Using the embodiment of the present invention, the data manipulation instruction about hardware data that the second application program is sent is intercepted and captured, it shouldThe identification information of second application program and the operation class to operation performed by the hardware data are carried in data manipulation instructionType;Judge whether the action type is default protection type;When the action type is default protection type, second answered according to thisWith the identification information of program, the corresponding target process path of second application program is determined;Judge the target process pathWhether default process path set is belonged to, wherein the default process path set includes that at least one predefines the malice of going outThe process path of application program;If so, abandoning the data manipulation instruction.It is tampered, and then is influenced eventually to avoid hardware dataThe data at end are destroyed, and influence user experience.
Specifically, the default process path set may include that at least one predefines the malicious application of going outProcess path.
Specifically, also carrying the types value of the hardware data in the data manipulation instruction;
As shown in figure 5, a kind of data processing equipment provided by the embodiment of the present invention can also include that types value judge mouldBlock 501;
The types value judgment module 501: for judging that the types value whether there is in preset kind value set, such asFruit is to trigger the target process path determination module 403.
Specifically, the operational order interception module 401 is specifically used for:
Based on the NtSystemDebugControl function linked up in advance, second application program is intercepted and captured described inThe data manipulation instruction about the hardware data that NtSystemDebugControl function is sent.

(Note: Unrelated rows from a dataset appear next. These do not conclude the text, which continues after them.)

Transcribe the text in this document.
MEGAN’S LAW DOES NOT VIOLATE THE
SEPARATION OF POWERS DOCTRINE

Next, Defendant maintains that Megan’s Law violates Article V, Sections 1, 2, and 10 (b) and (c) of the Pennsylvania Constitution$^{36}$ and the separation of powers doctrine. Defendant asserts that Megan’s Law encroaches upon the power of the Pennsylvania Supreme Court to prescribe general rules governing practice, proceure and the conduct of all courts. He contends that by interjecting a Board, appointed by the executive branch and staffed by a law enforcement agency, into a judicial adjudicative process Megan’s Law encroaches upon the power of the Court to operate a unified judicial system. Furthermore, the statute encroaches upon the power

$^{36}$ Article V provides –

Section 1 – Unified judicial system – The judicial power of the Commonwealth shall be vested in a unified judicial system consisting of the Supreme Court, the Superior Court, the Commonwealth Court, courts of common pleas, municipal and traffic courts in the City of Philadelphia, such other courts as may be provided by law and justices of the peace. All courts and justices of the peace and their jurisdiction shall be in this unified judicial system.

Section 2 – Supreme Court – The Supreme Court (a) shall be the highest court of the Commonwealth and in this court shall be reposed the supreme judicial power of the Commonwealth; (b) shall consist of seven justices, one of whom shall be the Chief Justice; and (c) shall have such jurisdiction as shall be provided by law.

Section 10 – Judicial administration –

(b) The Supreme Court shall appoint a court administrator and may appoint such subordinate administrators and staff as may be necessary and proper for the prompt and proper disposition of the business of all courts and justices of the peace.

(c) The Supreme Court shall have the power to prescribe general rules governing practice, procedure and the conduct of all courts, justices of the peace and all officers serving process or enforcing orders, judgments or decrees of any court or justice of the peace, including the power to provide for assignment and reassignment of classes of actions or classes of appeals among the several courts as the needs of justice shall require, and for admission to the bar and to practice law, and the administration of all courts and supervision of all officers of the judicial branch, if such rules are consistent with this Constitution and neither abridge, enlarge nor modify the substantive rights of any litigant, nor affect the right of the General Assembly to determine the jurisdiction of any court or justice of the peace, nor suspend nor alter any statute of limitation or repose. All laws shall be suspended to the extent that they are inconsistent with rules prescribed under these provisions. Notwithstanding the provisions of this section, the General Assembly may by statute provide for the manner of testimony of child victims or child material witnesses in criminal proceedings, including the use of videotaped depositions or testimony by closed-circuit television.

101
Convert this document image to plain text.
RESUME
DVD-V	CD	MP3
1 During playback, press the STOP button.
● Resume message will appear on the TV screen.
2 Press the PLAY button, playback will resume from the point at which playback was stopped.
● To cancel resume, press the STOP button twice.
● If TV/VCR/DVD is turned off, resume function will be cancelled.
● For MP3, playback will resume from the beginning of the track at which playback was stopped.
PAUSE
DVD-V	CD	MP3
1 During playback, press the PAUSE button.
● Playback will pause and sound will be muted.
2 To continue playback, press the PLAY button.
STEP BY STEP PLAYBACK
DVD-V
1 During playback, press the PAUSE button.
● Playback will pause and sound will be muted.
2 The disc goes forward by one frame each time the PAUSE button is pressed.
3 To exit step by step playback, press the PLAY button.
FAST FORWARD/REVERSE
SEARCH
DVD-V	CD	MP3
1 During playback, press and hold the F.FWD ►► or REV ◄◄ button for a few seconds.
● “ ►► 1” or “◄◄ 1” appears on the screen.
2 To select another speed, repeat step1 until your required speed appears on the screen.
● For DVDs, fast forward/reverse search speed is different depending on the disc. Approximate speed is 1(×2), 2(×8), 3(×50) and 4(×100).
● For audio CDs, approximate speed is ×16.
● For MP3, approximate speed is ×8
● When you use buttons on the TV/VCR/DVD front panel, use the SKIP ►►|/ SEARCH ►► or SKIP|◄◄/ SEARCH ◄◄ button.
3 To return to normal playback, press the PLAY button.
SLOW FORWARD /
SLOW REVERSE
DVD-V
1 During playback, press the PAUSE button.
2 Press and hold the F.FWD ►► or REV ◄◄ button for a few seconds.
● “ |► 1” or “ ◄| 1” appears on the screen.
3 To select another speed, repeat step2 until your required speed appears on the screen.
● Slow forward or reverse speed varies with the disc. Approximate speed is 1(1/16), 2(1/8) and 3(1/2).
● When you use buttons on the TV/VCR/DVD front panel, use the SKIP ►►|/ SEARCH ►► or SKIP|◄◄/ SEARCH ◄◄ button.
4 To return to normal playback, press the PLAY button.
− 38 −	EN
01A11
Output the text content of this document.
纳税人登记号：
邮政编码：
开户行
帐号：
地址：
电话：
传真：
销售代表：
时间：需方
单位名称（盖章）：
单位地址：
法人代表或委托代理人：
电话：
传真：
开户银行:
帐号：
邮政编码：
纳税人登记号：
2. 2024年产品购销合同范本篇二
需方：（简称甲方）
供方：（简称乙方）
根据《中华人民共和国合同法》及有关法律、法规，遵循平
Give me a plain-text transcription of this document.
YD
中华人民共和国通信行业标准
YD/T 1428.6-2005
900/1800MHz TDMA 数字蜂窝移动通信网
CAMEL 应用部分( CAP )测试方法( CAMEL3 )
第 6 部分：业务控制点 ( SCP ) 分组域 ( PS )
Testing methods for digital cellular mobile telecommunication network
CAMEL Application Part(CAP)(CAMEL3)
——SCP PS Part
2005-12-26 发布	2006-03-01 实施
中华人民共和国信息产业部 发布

Specifically, a kind of data processing equipment provided by the embodiment of the present invention can also include that operational order executes mouldBlock;
The operational order execution module: for when the action type is not default protection type, described in callingNtSystemDebugControl function executes the data manipulation instruction.
Specifically, the action type includes write operation type or read operation type;
The predetermined protection type, comprising: write operation type.
For systems/devices embodiment, since it is substantially similar to the method embodiment, so the comparison of description is simpleSingle, the relevent part can refer to the partial explaination of embodiments of method.
It should be noted that, in this document, relational terms such as first and second and the like are used merely to a realityBody or operation are distinguished with another entity or operation, are deposited without necessarily requiring or implying between these entities or operationIn any actual relationship or order or sequence.Moreover, the terms "include", "comprise" or its any other variant are intended toNon-exclusive inclusion, so that the process, method, article or equipment including a series of elements is not only wanted including thoseElement, but also including other elements that are not explicitly listed, or further include for this process, method, article or equipmentIntrinsic element.In the absence of more restrictions, the element limited by sentence "including a ...", it is not excluded thatThere is also other identical elements in process, method, article or equipment including the element.
Those of ordinary skill in the art will appreciate that all or part of the steps in realization above method embodiment is canIt is completed with instructing relevant hardware by program, the program can store in computer-readable storage medium,The storage medium designated herein obtained, such as: ROM/RAM, magnetic disk, CD.
The foregoing is merely illustrative of the preferred embodiments of the present invention, is not intended to limit the scope of the present invention.It is allAny modification, equivalent replacement, improvement and so within the spirit and principles in the present invention, are all contained in protection scope of the present inventionIt is interior.